Holt GA. Food and Drug Interactions. Chicago: Precept Press, 1998, 74, 170-172.
Stenbaek O, Myhre E, Rugstad HE, Arnold E, Hansen T. The absorption and excretion of methyldopa ingested concomitantly with amino acids or food rich in protein.
Acta Pharmacol Toxicol (Copenh). 1982 Mar;50(3):225-229.
Abstract: Absorption and urinary excretion of 2-14C-L-alpha-methyldopa (alpha MD) were investigated in 5 healthy human volunteers. The drug was administered alone, with a mixture of amino acids and with a meal consisting of roast beef. The radioactivity in plasma and urine was not decreased significantly by either treatment, and it was concluded that the overall absorption of the drug was virtually unchanged. The amount of unconjugated alpha MD in plasma and urine, however, was significantly decreased following administration of the drug with roast beef. As the acid labile conjugates of alpha MD were practically unchanged an increased biotransformation to other metabolites owing to the protein rich meal was suggested more probable than competition between alpha MD and amino acids in the specific transport systems.
Sved AF, Goldberg IM, Fernstrom JD. Dietary protein intake influences the antihypertensive potency of methyldopa in spontaneously hypertensive rats.
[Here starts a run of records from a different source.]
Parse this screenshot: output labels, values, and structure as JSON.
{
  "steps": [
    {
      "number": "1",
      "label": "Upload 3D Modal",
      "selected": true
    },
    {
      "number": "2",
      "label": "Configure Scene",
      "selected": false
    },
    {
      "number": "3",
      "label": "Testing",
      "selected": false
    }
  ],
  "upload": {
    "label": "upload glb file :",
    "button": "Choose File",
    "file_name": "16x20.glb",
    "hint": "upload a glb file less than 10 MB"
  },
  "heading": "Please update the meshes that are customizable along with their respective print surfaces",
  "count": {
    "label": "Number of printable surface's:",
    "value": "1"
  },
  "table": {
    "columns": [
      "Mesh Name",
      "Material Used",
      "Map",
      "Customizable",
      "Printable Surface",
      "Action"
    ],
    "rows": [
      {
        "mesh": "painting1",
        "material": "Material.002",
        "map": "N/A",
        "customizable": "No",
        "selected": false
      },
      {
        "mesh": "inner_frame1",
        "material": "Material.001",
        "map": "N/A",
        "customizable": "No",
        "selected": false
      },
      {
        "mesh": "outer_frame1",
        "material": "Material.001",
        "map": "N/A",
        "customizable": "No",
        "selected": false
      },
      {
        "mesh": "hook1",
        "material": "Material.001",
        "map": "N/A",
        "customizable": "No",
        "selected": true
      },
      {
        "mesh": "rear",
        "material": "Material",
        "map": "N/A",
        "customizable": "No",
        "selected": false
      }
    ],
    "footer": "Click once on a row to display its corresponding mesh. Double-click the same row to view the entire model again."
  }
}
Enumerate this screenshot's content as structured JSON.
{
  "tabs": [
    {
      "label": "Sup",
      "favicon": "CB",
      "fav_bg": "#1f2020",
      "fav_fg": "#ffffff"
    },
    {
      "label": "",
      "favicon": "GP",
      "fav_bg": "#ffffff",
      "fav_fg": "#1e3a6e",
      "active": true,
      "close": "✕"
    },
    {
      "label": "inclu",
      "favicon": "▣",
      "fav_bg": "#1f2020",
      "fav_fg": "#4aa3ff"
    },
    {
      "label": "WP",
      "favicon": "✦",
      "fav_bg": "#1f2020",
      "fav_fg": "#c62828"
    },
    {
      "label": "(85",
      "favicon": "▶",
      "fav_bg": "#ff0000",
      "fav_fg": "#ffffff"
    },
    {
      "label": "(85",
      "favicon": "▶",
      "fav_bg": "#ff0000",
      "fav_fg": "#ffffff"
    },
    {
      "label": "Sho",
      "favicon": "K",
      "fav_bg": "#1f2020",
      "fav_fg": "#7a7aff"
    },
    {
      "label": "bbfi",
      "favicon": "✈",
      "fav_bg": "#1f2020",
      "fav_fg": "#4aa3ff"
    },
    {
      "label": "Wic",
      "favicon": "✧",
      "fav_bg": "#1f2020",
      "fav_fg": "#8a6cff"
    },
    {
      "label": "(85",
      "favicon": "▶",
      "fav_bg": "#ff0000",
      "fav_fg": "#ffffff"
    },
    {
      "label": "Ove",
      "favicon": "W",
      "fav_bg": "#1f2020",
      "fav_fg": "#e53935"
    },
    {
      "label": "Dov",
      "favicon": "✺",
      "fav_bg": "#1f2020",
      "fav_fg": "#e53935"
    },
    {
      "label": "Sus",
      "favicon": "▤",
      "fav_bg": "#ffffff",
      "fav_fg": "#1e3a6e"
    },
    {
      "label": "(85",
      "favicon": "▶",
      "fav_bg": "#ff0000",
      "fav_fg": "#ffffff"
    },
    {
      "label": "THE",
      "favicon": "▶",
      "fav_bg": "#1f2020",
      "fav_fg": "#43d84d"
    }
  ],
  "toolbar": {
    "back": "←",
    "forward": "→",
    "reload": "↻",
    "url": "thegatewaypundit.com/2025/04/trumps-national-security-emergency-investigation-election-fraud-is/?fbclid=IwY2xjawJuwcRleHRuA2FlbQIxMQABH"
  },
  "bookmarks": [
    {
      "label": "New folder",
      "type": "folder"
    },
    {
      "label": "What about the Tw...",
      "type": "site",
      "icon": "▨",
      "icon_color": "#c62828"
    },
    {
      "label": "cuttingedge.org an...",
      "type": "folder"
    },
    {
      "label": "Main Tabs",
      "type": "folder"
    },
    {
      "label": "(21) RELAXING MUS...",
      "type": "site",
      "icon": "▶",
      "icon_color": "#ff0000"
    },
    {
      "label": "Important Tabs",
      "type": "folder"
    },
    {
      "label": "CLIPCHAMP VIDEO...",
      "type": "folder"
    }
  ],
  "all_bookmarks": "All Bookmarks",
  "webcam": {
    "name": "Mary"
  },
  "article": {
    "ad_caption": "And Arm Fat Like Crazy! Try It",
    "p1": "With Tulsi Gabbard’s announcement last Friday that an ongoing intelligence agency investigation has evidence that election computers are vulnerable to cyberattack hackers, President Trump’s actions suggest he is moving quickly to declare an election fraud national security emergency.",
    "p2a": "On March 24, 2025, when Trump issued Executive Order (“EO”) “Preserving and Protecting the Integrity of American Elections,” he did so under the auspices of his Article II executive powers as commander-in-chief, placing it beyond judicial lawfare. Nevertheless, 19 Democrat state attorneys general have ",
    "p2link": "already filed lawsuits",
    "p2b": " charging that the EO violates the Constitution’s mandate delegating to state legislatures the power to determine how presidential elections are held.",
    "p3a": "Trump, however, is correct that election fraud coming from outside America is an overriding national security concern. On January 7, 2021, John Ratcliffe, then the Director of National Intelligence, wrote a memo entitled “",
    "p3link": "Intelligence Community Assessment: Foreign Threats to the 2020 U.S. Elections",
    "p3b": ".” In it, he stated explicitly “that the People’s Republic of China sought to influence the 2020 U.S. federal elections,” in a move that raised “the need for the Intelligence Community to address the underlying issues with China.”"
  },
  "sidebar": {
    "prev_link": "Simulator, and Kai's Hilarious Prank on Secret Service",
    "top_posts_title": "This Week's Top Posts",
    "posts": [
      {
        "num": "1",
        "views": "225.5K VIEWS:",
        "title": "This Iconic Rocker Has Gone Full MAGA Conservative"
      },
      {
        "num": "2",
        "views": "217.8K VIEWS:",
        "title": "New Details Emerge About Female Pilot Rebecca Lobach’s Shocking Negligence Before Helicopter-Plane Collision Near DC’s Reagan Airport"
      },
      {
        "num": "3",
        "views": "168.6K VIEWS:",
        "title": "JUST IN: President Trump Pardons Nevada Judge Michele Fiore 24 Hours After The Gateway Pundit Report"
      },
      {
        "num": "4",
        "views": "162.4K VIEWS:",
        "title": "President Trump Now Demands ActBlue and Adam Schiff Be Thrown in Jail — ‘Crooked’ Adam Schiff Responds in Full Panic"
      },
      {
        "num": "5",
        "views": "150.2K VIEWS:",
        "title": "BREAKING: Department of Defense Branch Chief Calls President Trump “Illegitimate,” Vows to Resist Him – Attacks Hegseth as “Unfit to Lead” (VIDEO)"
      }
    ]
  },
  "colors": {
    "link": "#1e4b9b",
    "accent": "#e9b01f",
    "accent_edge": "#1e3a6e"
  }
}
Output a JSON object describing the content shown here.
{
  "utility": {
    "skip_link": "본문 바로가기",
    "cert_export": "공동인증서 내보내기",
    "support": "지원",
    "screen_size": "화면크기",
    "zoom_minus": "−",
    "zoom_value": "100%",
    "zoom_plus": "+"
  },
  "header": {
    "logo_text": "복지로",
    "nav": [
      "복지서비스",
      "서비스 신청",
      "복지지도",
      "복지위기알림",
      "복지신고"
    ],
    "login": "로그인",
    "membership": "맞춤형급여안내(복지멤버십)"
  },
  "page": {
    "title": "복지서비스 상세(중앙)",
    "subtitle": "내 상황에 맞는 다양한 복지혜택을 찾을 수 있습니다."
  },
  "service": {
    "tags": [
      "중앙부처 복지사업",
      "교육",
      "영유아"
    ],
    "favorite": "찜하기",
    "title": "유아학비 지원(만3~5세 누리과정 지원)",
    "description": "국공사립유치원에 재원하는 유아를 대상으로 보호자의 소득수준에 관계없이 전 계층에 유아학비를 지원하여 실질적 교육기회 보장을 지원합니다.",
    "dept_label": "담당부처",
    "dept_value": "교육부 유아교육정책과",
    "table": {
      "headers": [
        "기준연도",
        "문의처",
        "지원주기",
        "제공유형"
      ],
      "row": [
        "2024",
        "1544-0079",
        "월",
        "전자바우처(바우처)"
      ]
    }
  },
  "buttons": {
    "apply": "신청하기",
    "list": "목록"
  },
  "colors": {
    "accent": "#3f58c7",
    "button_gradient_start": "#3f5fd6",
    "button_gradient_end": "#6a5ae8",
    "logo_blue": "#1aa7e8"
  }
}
J Pharmacol Exp Ther. 1980 Jul;214(1):147-151.
Abstract: When spontaneously hypertensive rats consumed a single meal before receiving methyldopa (MD), the increase in brain MD levels and the blood pressure reduction varied inversely with the meal's protein content. MD injection elicited a greater reduction in blood pressure (and a larger rise in brain MD) in spontaneously hypertensive rats consuming a protein-free meal than in fasting animals; it induced a smaller fall in blood pressure (and a smaller increase in brain MD) in spontaneously hypertensive rats ingesting a protein-containing meal than in fasting animals. This effect may depend on the large neutral amino acids contained in protein. Ingestion of a food identical in amino acid content to 18% casein, but containing an amino acid mixture instead of protein, also blunted the MD-induced fall in blood pressure. However, consumption of a similar diet, lacking the large neutral amino acids (but not other amino acids), elicited an MD-induced blood pressure reduction similar to that caused by ingesting a protein-free diet. The combined effects of meal consumption and MD injection on brain MD and blood pressure correlated significantly with the serum ration of MD to the sum of the natural large neutral amino acids and not with serum MD alone. Similar effects were also noted with chronic dietary and MD treatments. Thus, dietary protein content can influence significantly the potency of a clinically important amino acid drug that acts within the brain.